Pero no. El orgullo, ese consejero pésimo que siempre huele a colonia barata y a discurso de autobús, le dijo que se quedara. Que él era el elegido, el heredero de un chávar que ya ni los más chavistas recuerdan sin una mueca de dolor de estómago.

Pensó que podía manejar el huracán. Las FANB le eran leales no por amor, sino por miedo y por chequera. Se olvidó de que el miedo es un arma de doble filo que corta hacia adentro, y que las chequeras, cuando se vacían, se cierran. Cierra con un click que suena a sentencia de muerte.

Ahora tiene que lidiar con una oposición que ya no pide, sino que exige, y con unos militares. Estos miran las sábanas de seda de su cama y piensan: “Eso lo pago yo con un mes de mi sueldo”.

La tragedia griega, pero con boliburgueses. Maduro debe de sentir que está en una obra de Shakespeare dirigida por los hermanos Marx. Lo más probable ahora no es que se lo lleve el imperio, ni que lo juzgue un tribunal de La Haya lleno de rubios con antiparras. Lo más cruel, lo más poéticamente justo, es que lo mate su propia gente. Que el mismo general al que le regaló una mansión con forma de transatlántico sea el que, buscando un indulto o un puesto en el nuevo orden, le ponga la pistola en la nuca y le diga: “Por la patria, presidente”.

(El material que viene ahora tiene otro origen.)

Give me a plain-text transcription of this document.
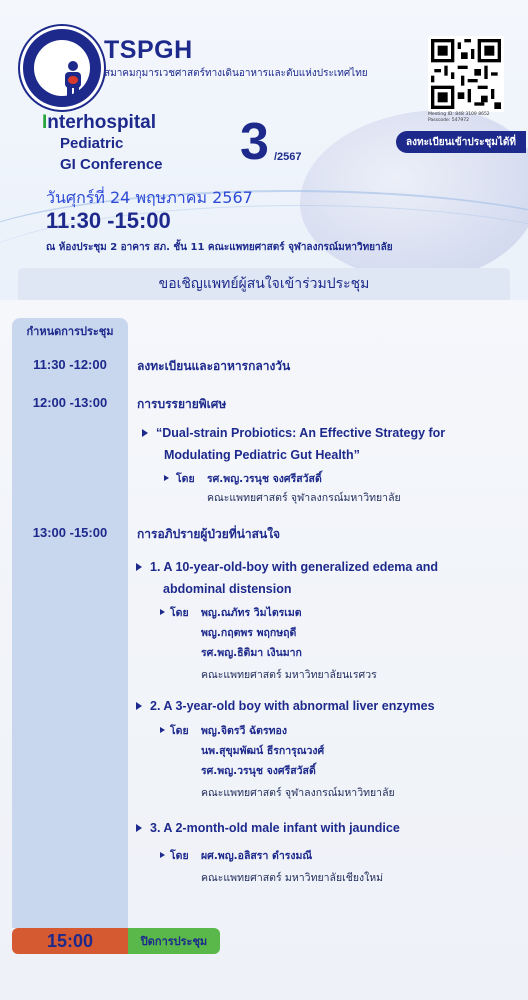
TSPGH
สมาคมกุมารเวชศาสตร์ทางเดินอาหารและตับแห่งประเทศไทย
Meeting ID: 848 3109 8652
Passcode: 547972
ลงทะเบียนเข้าประชุมได้ที่
Interhospital
Pediatric
GI Conference 3 /2567
วันศุกร์ที่ 24 พฤษภาคม 2567
11:30 -15:00
ณ ห้องประชุม 2 อาคาร สภ. ชั้น 11 คณะแพทยศาสตร์ จุฬาลงกรณ์มหาวิทยาลัย
ขอเชิญแพทย์ผู้สนใจเข้าร่วมประชุม
กำหนดการประชุม
11:30 -12:00	ลงทะเบียนและอาหารกลางวัน
12:00 -13:00	การบรรยายพิเศษ
“Dual-strain Probiotics: An Effective Strategy for
Modulating Pediatric Gut Health”
โดย รศ.พญ.วรนุช จงศรีสวัสดิ์
คณะแพทยศาสตร์ จุฬาลงกรณ์มหาวิทยาลัย
13:00 -15:00	การอภิปรายผู้ป่วยที่น่าสนใจ
1. A 10-year-old-boy with generalized edema and
abdominal distension
โดย พญ.ณภัทร วิมไตรเมต
พญ.กฤตพร พฤกษฤดี
รศ.พญ.ธิติมา เงินมาก
คณะแพทยศาสตร์ มหาวิทยาลัยนเรศวร
2. A 3-year-old boy with abnormal liver enzymes
โดย พญ.จิตรวี ฉัตรทอง
นพ.สุขุมพัฒน์ ธีรการุณวงศ์
รศ.พญ.วรนุช จงศรีสวัสดิ์
คณะแพทยศาสตร์ จุฬาลงกรณ์มหาวิทยาลัย
3. A 2-month-old male infant with jaundice
โดย ผศ.พญ.อลิสรา ดำรงมณี
คณะแพทยศาสตร์ มหาวิทยาลัยเชียงใหม่
15:00	ปิดการประชุม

Será la traición final, la que cierra el círculo de la hipocresía. Lo entregarán, lo venderán, lo trocearán como un bien de cambio para salvarse ellos. Es el código no escrito de las ratas: cuando el barco se hunde, no importa quién sea el capitán. Lo que importa es quién se queda con el último salvavidas. Y hasta con los 50 millones prometidos por Trump.

Sabe que está sentenciado

Y así, el hombre que pudo haber sido el fantasma más rico y escurridizo del siglo XXI, el que se reía del mundo desde una cuenta en las Caimán, se quedará atrapado en el decorado de su propia obra. Verá cómo los que ayer besaban su anillo hoy firman declaraciones en su contra. Cómo los medios estatales que cantaban sus loas empiezan a buscarle las costuras. Finalmente, verá cómo el palacio que creyó su fortaleza se convierte en su jaula.

Todo por no dar el paso al lado ese día, por no soltar el muerto a tiempo. Ahora el muerto es él, y su gente ya está oliendo la herencia.

Al final, la historia lo recordará no como un ideólogo, ni como un revolucionario. Más bien, como el jugador avaricioso que no supo retirarse a tiempo con todo el botín. Prefirió el trono podrido de un reino de mentira al confortable exilio de un ladrón con clase.

Y ahora, entre susurros en los pasillos del poder, solo se oye una cosa: el sonido de un cuchillo siendo afilado. No en Washington, no en Bruselas. Aquí, al lado, en la cocina. Y Maduro sabe que va a caer y se lamenta por no haber soltado a tiempo la banda presidencial.